「Suica」の電子マネーで買い物したり、お茶買ったりする機会が増えてきました。小銭要らずで便利ですもんね。でもこれってまだ都市圏だけの話しですから、スイカだのパスモだのとニュースでは聞いててもなんのこっちゃという人達も多いわけです。
今日、打ち合わせの帰途、山手線のホームで缶コーヒー飲もうと自販機にSuicaをかざそうとしたら……
「あ、やるよやるよ!」セーラー服姿の女子高生が高い声をあげた。修学旅行ですかね。

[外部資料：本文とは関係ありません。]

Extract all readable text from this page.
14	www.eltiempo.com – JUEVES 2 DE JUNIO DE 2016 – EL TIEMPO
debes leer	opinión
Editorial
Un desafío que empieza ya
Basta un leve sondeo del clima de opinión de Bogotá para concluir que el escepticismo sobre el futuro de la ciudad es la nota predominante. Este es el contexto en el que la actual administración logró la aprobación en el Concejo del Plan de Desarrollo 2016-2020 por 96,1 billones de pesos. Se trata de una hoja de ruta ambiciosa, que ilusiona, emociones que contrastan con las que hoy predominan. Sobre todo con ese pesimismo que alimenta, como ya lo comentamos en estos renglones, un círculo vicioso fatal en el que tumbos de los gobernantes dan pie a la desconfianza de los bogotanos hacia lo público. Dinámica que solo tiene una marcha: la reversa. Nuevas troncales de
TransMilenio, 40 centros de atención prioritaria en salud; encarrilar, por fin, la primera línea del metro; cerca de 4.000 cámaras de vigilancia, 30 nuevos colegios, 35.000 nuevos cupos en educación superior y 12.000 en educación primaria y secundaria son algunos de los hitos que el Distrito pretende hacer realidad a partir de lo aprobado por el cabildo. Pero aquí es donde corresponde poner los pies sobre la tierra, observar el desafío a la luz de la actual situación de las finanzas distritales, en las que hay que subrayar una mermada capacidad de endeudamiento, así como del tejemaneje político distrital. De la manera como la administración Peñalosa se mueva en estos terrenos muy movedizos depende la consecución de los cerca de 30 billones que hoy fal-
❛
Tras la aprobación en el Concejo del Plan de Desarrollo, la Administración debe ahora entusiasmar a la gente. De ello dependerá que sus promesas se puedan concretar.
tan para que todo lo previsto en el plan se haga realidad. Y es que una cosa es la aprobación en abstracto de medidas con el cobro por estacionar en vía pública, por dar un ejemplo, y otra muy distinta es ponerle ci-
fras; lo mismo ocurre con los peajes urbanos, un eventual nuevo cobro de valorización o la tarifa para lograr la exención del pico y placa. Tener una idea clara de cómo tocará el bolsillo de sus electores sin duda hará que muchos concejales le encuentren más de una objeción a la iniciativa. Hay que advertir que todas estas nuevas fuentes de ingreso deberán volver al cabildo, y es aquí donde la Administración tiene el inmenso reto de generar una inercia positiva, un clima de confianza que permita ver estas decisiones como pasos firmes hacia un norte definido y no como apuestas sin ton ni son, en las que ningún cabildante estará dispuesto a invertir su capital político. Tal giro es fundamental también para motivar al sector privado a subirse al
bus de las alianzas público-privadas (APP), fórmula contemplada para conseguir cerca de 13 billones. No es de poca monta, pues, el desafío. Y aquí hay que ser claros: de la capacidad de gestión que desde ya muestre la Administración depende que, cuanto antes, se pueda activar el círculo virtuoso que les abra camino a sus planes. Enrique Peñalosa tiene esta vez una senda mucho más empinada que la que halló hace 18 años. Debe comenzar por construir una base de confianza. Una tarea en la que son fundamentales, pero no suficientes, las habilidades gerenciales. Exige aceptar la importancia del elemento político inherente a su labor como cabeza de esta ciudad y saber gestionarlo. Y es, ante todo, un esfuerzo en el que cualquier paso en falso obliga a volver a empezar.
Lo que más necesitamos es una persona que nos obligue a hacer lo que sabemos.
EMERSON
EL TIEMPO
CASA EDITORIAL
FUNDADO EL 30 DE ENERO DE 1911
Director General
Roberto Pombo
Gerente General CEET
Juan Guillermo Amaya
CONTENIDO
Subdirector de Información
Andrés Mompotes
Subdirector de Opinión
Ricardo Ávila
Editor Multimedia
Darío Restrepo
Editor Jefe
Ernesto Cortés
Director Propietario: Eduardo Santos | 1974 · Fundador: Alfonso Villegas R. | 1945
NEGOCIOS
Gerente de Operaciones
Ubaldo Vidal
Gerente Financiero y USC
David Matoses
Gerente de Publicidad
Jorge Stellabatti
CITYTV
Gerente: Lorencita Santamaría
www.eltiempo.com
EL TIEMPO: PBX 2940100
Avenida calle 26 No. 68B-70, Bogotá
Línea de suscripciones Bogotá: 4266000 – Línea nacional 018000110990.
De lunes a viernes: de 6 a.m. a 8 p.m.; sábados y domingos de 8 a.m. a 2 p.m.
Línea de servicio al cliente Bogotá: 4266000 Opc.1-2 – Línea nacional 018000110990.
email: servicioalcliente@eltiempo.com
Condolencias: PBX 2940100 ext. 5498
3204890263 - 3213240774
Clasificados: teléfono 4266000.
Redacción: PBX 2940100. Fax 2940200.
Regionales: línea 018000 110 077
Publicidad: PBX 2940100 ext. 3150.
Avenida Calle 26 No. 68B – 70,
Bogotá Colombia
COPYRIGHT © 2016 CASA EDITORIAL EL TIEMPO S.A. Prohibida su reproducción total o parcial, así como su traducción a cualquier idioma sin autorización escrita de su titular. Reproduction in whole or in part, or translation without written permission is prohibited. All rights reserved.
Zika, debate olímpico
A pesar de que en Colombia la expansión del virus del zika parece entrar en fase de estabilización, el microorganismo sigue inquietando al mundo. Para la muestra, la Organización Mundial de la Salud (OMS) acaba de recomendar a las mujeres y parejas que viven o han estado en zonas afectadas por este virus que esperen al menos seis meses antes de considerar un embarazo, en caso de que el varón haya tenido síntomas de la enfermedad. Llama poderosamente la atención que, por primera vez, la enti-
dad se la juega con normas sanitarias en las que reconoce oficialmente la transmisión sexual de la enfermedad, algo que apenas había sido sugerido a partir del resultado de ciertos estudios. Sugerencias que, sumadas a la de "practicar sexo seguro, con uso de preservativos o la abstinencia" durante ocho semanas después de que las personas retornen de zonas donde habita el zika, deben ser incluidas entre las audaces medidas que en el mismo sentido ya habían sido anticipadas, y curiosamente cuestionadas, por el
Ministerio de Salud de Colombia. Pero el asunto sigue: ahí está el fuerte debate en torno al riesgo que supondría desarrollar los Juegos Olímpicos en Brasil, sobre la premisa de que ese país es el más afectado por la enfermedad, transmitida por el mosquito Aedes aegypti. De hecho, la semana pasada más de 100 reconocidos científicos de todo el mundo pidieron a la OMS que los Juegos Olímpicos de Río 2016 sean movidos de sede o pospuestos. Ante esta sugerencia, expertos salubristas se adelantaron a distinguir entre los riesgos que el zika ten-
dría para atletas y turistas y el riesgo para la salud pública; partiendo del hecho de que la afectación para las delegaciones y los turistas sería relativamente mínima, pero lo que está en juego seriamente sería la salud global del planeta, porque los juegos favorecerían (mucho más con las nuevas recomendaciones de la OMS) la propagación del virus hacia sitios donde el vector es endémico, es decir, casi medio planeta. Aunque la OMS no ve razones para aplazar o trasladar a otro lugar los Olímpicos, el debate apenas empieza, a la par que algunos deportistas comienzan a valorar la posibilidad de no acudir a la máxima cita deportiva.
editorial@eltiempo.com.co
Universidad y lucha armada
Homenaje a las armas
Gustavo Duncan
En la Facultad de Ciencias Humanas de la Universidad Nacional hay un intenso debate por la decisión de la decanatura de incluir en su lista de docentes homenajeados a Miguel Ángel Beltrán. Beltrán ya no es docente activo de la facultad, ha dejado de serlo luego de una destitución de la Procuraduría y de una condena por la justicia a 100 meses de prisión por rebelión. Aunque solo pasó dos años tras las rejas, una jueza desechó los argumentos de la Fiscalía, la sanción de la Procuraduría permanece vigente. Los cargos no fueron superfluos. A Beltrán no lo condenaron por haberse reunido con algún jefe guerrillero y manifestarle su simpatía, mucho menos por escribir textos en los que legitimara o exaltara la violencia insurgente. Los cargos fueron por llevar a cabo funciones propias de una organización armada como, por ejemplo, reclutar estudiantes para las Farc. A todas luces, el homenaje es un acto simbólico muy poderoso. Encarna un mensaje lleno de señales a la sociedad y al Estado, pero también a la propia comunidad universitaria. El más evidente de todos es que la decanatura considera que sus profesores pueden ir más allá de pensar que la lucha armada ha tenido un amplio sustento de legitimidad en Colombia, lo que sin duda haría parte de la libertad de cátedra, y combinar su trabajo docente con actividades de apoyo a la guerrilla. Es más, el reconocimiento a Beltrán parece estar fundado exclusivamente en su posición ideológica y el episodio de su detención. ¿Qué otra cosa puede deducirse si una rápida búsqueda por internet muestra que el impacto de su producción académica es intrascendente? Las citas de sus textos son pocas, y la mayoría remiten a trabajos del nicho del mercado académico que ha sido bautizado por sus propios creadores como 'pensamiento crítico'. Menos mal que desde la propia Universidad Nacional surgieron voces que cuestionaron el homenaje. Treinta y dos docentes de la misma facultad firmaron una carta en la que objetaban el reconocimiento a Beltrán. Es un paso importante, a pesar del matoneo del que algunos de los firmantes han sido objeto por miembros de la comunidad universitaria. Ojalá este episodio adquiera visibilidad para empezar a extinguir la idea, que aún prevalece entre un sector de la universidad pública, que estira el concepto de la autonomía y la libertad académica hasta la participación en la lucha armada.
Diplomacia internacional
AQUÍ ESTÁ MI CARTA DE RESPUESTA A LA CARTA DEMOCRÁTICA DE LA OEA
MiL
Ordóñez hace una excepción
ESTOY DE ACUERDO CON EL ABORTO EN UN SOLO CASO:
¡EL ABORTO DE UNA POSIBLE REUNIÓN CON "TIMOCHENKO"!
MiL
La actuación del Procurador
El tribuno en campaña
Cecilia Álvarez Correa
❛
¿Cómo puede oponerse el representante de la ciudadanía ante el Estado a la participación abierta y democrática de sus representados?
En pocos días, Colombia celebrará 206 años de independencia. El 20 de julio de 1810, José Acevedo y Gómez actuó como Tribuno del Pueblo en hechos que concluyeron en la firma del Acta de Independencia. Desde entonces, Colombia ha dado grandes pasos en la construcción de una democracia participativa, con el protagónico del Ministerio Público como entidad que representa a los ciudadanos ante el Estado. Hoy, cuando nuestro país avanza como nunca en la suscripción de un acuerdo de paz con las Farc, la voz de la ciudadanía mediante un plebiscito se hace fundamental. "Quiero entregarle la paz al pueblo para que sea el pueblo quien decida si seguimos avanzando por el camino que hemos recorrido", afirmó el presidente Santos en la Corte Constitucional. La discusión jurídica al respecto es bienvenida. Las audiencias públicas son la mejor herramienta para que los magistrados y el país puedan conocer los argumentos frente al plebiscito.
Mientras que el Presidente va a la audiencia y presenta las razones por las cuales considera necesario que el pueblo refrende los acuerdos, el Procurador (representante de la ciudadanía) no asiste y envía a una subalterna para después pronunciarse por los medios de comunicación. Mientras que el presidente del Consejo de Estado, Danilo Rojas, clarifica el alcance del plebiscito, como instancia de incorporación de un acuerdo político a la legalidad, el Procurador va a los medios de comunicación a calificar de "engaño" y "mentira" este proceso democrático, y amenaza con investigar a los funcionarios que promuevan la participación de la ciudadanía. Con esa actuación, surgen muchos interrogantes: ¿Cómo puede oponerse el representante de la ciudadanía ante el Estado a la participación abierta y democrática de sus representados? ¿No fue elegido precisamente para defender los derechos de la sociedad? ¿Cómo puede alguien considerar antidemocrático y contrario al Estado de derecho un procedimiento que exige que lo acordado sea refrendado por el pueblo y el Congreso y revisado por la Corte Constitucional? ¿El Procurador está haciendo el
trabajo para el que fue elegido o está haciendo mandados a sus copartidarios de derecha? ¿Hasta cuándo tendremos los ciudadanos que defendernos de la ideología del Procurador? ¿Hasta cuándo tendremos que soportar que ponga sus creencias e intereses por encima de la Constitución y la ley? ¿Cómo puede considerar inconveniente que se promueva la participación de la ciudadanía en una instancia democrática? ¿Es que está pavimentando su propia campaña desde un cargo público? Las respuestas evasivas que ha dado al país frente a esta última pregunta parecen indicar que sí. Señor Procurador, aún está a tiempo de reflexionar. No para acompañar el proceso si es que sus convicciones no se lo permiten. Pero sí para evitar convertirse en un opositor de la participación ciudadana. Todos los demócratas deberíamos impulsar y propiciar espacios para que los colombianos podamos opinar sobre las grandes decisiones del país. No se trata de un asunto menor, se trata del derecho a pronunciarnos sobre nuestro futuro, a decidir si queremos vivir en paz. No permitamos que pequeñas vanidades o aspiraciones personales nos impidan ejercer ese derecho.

話しには聞いていた電子マネーを「実演」する人が現れた、ということでしょうな。
「ユミ! おいでって、(この人が今から)スイカやるし!」
予期せぬ展開に僕は当惑しつつも、流れとしてユミチャンがくるのを待たねばいけない感じだったので、Suicaを構えたまま、待った。結局、四人の女子高生が目を輝かせて半円形に僕を取り囲むという図になった。
……これは何か一発ギャグでも披露しなくてはいけないのではないのだろうかという雰囲気だったんだけど、気の利いたことが何も思い浮かばなかった。なんと情けないことだ、日ごろの修練が足りないね僕は。
で結局、では、とか会釈してからおもむろにSuicaでタッチした。ゴトン、と缶コーヒーが出てきた。それだけだ。
女の子たちは、期待したほどには面白くなかったらしく、無表情に立っている。僕は僕で、微笑んだまま、この変な空気をどうやって収束させれば良いのかと焦りまくっていた。やがて彼女たちは、ふうん、とつぶやきを残して反対側のホームの電車に乗り、去って行った。
残った僕は、代打で登場して三振したような、よくわからないけどなにかとても申し訳ないことをしてしまったような気分で、ひとり缶コーヒを飲んだ。